Both are built by FCA, have four doors, turbo V6 engines and similar price tags.
Let's play a fun game of "Name That Car." We'll give you a few hints. The car we are thinking of is from an Italian brand, has four doors and a twin-turbo V6 engine, its parent company is FCA and costs between $70,000 to $80,000. If you said the Maserati Ghibli, you were right. If you said the Alfa Romeo Giulia Quadrifoglio, you were also right. This made us think: What's the difference between these two cars? On paper they appear to be very similar, but what does really set these cars apart other than their Italian badges?
Let's start with the most important thing, the price. Here the base Giulia holds the advantage over the Ghibli because it starts at just $37,995 for the 2.0-liter version with 280 hp. However, since the base Ghibli starts at $71,600 with the 345 hp version of the twin-turbo 3.0-liter V6, this wouldn't be a fair comparison. Instead, we wanted to compare the Ghibli to the flagship Giulia Quadrifolgio which begins at $72,000 and comes with a 505 hp 2.9-liter twin-turbo V6. This means that for just $400 more than a base Ghibli, you could have the far more powerful Giulia QV. In the performance category, the Alfa has the Maserati licked with a 3.6 second 0-60 sprint compared to 5.5 seconds with the Maserati.
The comparison does get a little closer when comparing the Giulia QV to the more powerful Ghibli S which has 404 hp. The Ghibli S can hit 60 mph in 4.9 seconds, which still trails the Giulia by a pretty large margin. Perhaps the Maserati can gain some ground in the luxury category? The Ghibli is 13 inches longer than the Giulia and nine inches wider. It also has a wheelbase that is seven inches longer than the Giulia, which should provide more space on the inside. The Ghibli is supposed to be a competitor to the mid-sized cars from Germany like the Audi A6 and BMW 5 Series. However, we did some digging and found that the Ghibli actually has less front and rear legroom than the "smaller" Audi A4.
So far, we have established that the Maserati Ghibli doesn't really deliver on its price tag in the categories of performance or luxury, but it should be able to show its worth in prestige.

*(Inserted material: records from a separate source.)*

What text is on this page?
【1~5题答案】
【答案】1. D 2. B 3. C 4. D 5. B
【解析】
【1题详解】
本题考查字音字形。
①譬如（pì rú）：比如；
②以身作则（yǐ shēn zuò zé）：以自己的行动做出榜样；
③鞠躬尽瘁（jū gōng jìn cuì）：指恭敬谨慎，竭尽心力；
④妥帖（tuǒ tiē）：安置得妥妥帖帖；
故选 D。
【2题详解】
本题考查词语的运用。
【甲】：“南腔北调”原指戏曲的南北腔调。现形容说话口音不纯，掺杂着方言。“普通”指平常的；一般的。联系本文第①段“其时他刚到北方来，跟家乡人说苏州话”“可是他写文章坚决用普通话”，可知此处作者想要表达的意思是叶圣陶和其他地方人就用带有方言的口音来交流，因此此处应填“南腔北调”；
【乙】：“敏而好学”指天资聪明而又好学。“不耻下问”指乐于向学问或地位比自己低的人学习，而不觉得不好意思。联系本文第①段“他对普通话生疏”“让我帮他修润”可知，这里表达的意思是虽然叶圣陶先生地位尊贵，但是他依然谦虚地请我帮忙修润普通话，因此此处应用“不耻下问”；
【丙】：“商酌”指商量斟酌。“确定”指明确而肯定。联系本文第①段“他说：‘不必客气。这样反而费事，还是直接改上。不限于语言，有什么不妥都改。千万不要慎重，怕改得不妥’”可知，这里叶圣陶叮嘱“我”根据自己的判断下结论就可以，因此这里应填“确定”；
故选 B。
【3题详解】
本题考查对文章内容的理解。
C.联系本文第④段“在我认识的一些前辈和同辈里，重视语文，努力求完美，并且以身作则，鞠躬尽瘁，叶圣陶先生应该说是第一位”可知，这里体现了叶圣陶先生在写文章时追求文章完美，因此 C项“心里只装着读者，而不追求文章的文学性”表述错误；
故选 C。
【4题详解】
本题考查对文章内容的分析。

The Maserati trident was once the shining beacon of Italian style and comfort that stood just below the prancing horse of Ferrari. Maserati was just that, a sort of "baby Ferrari." This trend is continued today with the Ghibli and Quattroporte that are both basically "four-door Ferraris." However, recent tests of the Giulia QV have drawn a lot of comparisons to the idea of the "four-door Ferrari" moniker, and we think that FCA accidentally gave all of Maserati's former pedigree to Alfa Romeo with the Giulia QV.
The term "pedigree" gets tossed around a lot in the automotive world, and the dictionary definition says that it is "the recorded ancestry, especially upper-class ancestry, of a person or family" or "the the record of descent of an animal, showing it to be purebred." This may sound irrelevant, but in the car world, pedigree is used to say that a car is built by a company with experience in racing or building exceptional cars, not heaps of junk. In the case of these two cars, Alfa Romeo and Maserati have both have checkered pasts, so we need to just focus on the current Giulia and Ghibli. Both cars have twin-turbo V6 engines with "Ferrari influence" that are around the same size, but they are not the same engine.
The Ghibli has a Ferrari F160 engine that is a 3.0-liter (2,979 cc) V6 with a turbocharger for each cylinder bank. Maserati likes to stress the Modena connection, and the engine is indeed designed and assembled by Ferrari. However, the block is based on the Chrysler Pentastar V6 and is machined (to Ferrari's specifications) at Chrysler's Kokomo, Indiana and Trenton Engine Plants. While the Ghibli's engine does sound very nice under full throttle, the Chrysler origins don't exactly scream pedigree. The Giulia's Ferrari F154 engine is a very different story. Unlike the Ghibli's F160 engine, which is only used in Maserati products, different versions of the F154 are used in several Ferrari cars.
In fact, the F154 is used in the California T, Quattroporte GTS, 488 GTB and GTC4Lusso T with some differences. The Giulia QV's 2.9-liter (2,891 cc) V6 version shares the same stroke and bore as the California T and has been affectionately called "the Ferrari V8 with two cylinders lobbed off." Maserati is said to be working on a V8 engine with over 500 hp that will be based on the F154 engine, but until that happens we think that the Giulia could steal a lot of thunder from its corporate cousin. The Maserati has the more upscale badge, but the Giulia QV has a lot more going for it, overall. We hope that Alfa Romeo is here to stay in the US, because its first model has already made us fall in love.